If you read this book looking for cures or solutions, you’re probably going to be disappointed. It is not written to provide those things – nor do I think those things exist. ADHD is a thing to live with and to manage, not a thing to eliminate. What the book does intend to do is to demonstrate the seriousness of the disorder and to create a space to reduce the shame of those suffering with it. The book also provides some advice for those neurotypical people living with an ADHDer.  

After reading the book, I not only found myself more sympathetic to those with this disorder, I also began to wonder if many of the people I have been annoyed with at one time or another, over the years, are struggling with ADHD. My spouse does not have all of the symptoms laid out in the book, but several other people from my past came to mind throughout. The fact I do not know is a good reminder to be kind broadly. This disorder is a disability, just like any other. It’s just a harder one to see and recognize without education. 

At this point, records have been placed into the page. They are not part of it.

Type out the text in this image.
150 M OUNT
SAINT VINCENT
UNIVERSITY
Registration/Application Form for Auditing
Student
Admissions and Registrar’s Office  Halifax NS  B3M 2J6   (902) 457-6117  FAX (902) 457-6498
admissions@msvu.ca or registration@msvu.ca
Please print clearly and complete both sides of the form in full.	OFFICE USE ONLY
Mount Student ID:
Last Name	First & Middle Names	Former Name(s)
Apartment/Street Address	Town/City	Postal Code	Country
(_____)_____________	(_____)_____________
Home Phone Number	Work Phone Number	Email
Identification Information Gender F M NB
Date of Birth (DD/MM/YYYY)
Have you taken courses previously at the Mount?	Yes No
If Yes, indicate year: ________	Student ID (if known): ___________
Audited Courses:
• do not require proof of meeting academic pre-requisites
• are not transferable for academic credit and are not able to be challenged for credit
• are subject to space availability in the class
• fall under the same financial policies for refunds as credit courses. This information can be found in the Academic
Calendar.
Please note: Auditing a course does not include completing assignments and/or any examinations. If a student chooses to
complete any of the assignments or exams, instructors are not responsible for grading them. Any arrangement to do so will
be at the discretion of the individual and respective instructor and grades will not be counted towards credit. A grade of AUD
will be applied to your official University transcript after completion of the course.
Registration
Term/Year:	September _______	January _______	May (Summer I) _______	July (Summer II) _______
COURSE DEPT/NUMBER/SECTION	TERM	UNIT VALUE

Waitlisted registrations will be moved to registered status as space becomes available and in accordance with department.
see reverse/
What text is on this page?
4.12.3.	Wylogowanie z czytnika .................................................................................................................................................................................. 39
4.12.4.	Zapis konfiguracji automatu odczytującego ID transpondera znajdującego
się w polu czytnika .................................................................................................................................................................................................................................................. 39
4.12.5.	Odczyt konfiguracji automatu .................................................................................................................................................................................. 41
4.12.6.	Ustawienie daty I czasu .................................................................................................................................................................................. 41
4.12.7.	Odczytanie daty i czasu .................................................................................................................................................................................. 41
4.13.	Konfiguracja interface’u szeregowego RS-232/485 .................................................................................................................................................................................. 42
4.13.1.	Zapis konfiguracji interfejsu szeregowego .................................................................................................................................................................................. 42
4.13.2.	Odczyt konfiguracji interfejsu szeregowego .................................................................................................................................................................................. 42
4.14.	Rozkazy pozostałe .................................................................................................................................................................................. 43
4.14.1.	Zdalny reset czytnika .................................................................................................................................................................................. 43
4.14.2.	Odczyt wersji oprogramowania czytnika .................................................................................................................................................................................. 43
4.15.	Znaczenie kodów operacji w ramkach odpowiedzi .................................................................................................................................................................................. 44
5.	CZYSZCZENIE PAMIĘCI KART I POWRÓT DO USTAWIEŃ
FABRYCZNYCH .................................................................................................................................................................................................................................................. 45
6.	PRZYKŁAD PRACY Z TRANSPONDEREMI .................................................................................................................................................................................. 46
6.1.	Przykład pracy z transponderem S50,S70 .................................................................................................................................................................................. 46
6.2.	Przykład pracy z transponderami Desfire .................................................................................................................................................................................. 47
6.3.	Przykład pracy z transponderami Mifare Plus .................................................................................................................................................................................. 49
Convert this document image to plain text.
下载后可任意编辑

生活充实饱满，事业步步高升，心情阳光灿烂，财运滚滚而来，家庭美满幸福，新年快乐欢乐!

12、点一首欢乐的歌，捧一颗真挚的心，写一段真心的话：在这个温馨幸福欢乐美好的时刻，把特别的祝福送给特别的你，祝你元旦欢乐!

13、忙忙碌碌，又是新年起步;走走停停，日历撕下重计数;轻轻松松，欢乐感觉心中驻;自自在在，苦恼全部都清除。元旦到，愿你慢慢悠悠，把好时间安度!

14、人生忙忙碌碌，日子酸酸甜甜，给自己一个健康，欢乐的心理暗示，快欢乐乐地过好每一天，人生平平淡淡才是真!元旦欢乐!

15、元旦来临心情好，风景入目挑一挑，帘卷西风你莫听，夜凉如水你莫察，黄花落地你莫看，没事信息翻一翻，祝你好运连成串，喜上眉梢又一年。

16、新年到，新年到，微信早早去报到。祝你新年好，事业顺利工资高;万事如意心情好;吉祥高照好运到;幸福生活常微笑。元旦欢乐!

This is a really good book and it’s not a big time investment. I recommend reading the it, even if neither you nor partner suffer from ADHD. The statistics vary, but as much as 10% of the population suffers from the disorder. You will likely recognize the symptoms and stories from the book in someone you know. That person might genuinely be struggling, ignorant of their own situation, or feeling tremendous self-loathing. You might be able to help. Even if they have a diagnosis, and are going through therapy, understanding and compassion still go a long way. You might even end up with a friend or partner gifted with unique superpowers that might benefit your life in ways you couldn’t have imagined.